RCJ- An area where miners once dug for uranium to supply nuclear bombs may become a sanctuary in case nuclear bombs fall or some other disaster threatens humanity.
California businessman Robert Vicino’s company, Vivos, is offering 575 former military bunkers in southwestern South Dakota for lease as doomsday shelters. The price is $25,000 upfront and then $1,000 per year. The costs to outfit the empty bunkers will be borne by the tenants.
Vicino, speaking Thursday to the Journal by phone from San Diego, said interest has been high since he began accepting inquiries in October.
The bunkers are remnants of the former Black Hills Ordnance Depot, which was operated as a munitions storage and maintenance facility by the U.S. Army from 1942 to 1967. Its operation overlapped with a uranium-mining boom in the Edgemont area from the 1950s to the ’70s, when most of the uranium was used in Cold War nuclear weapons.
The bunkers sprawl across an 18-square-mile plain about 10 miles southwest of Edgemont and are covered with earth, making them look a bit like igloos and inspiring the name “Igloo” for the short-lived community that was built to house the depot’s employees and their families.
The bunker complex is now privately owned, and much of it is controlled by a South Dakota-based corporation, S&S Land and Cattle Co., which has a partner corporation called Fort Igloo Bunkers LLC. Officers of those corporations referred the Journal’s interview requests to Vicino, who said his company has obtained a lease agreement allowing it to sublet the bunkers.
Besides the 575 bunkers being offered up by Vivos, roughly 225 more are controlled by other private owners and are not part of the project.

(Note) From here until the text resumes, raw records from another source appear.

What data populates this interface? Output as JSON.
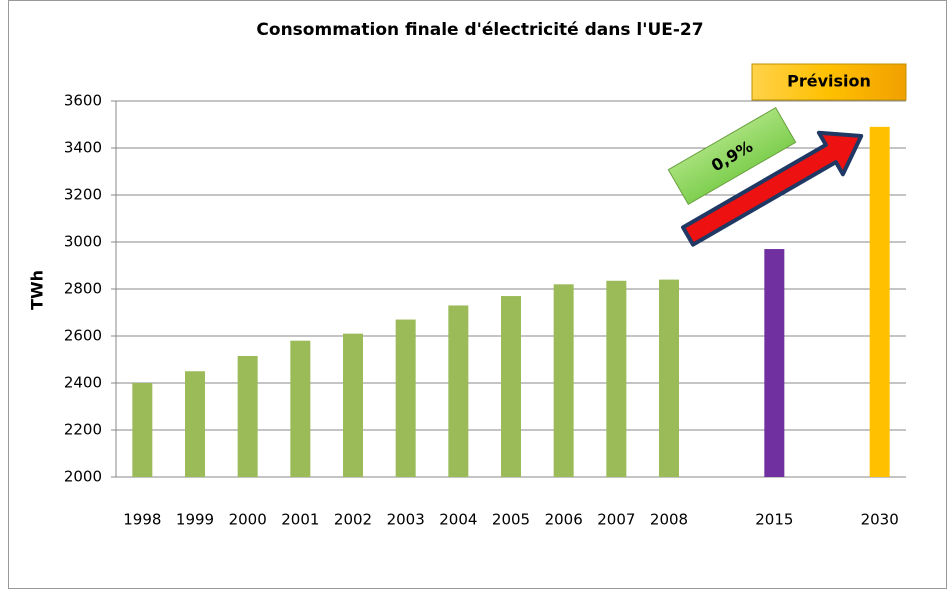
{
  "chart_data": {
    "type": "bar",
    "title": "Consommation finale d'électricité dans l'UE-27",
    "y_label": "TWh",
    "categories": [
      "1998",
      "1999",
      "2000",
      "2001",
      "2002",
      "2003",
      "2004",
      "2005",
      "2006",
      "2007",
      "2008",
      null,
      "2015",
      null,
      "2030"
    ],
    "values": [
      2400,
      2450,
      2515,
      2580,
      2610,
      2670,
      2730,
      2770,
      2820,
      2835,
      2840,
      null,
      2970,
      null,
      3490
    ],
    "colors": [
      "#9bbb59",
      "#9bbb59",
      "#9bbb59",
      "#9bbb59",
      "#9bbb59",
      "#9bbb59",
      "#9bbb59",
      "#9bbb59",
      "#9bbb59",
      "#9bbb59",
      "#9bbb59",
      null,
      "#7030a0",
      null,
      "#ffc000"
    ],
    "ylim": [
      2000,
      3600
    ],
    "yticks": [
      2000,
      2200,
      2400,
      2600,
      2800,
      3000,
      3200,
      3400,
      3600
    ],
    "grid": true,
    "annotations": {
      "forecast": "Prévision",
      "growth": "0,9%"
    }
  }
}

The bunkers have been empty for decades while serving mostly as windbreaks for cattle that graze around them, but Vicino sees them as perfect places to endure the end times. His company already offers doomsday shelter communities in Indiana and Germany, according to the company website, and sells turnkey shelters for installation anywhere.
HT/ FRANK
But do they have open concept layouts and a view? Sorry. I’ve watched too much HGTV in order to escape the genius of Juan Williams and Geraldo Rivera. Too much Pawn Stars and American Pickers as well. Anything to escape the wizards of brilliance.
The Longest Day was on TCM yesterday though.
I just can’t watch what passes as news anymore.
a great idea. Suckers are born every minute. I woundnt want to live there. Theres been enough mystery military garbage has been dumped there over the years that if you ever had offspring, they’d not only act but look like vegetables
If there’s a tunnel to Deadwood I’m in!
@CharlieWoW –
https://youtu.be/1b7OV6wP3Jg
.
A community of extreme survivalists. Hours of discussion about the trilateral commission of the grassy knoll, with 911 truthers for good measure.
I’ll take a vast expanse of my own land, thanksverymuch
I think the guy must be catering to liberals New to the bunker building world. Since the last 8 years were utopia they haven’t had any worries, but ol DJT put them on high alert. Only problem is that the isn’t a Starbucks within 100 miles and they have to travel for 2 days to get here. So WTH do you do when your waiting for him to start WWIII? You definitely can’t mingle with the locals.
All I can think of when I see these bunkers is the early 1970’s movie A Boy And his Dog. Or George C. Scott’s character General Buck Turgidson in Dr. Strangelove fantasizing about living under ground in a bunker with a bunch of babes and doing nothing but breeding after the nuclear holocaust.
Is there going to be any Section 8 Housing there? If not they will be sued for violations of civil rights, affirmative action and title IX and any other titles the judges deem fit to apply!
If they dug uranium there?
I did 23 years in the nookler Navy. Not a chance in
hell I’d live there. Radon? What kind of background
radiation? I’d worry about the ground water also.